Why the Move Matters Now
Activist investor Irenic Capital Management, which holds approximately 3% of Snap, had been pushing for exactly this kind of action, estimating the company could be worth at least $26.37 per share. The restructuring aligns with those demands and gives management a credible path toward the full-year 2026 target of exceeding 60% gross margin.
The consensus analyst target price sits at $7.87, well below BMO’s revised $15 target, meaning Pitz is staking out a notably bullish position relative to peers. With 31 Hold ratings versus 10 Buy ratings on the Street, there’s room for sentiment to shift meaningfully if execution holds.
What It Means for Your Portfolio
The restructuring and analyst upgrade together make a cleaner bull case than Snap has offered in years.
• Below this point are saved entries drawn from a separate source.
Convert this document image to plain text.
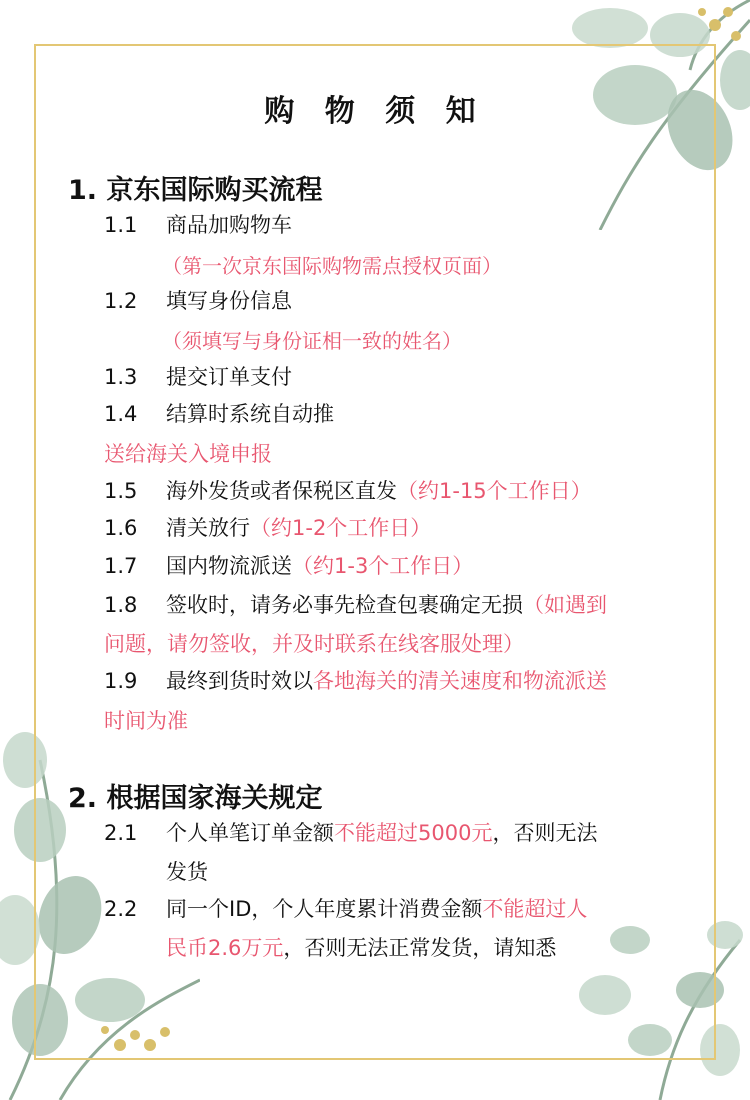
购 物 须 知
1. 京东国际购买流程
1.1 商品加购物车
（第一次京东国际购物需点授权页面）
1.2 填写身份信息
（须填写与身份证相一致的姓名）
1.3 提交订单支付
1.4 结算时系统自动推
送给海关入境申报
1.5 海外发货或者保税区直发（约1-15个工作日）
1.6 清关放行（约1-2个工作日）
1.7 国内物流派送（约1-3个工作日）
1.8 签收时，请务必事先检查包裹确定无损（如遇到
问题，请勿签收，并及时联系在线客服处理）
1.9 最终到货时效以各地海关的清关速度和物流派送
时间为准
2. 根据国家海关规定
2.1 个人单笔订单金额不能超过5000元，否则无法
发货
2.2 同一个ID，个人年度累计消费金额不能超过人
民币2.6万元，否则无法正常发货，请知悉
Cutting 1,000 jobs and $500 million in annual costs while raising revenue guidance draws serious attention from growth-oriented investors.
The risks are real. SNAP stock is down 26% year-to-date, the company carries an accumulated deficit of $13.1 billion, and the 52-week range of $3.81 to $10.41 tells you this is volatile. If you think Snap’s cost discipline is finally taking hold and its AR and AI investments can pay off, BMO’s upgrade warrants a closer look. If you need near-term profitability and stability, the full-year loss picture suggests patience remains the wiser posture.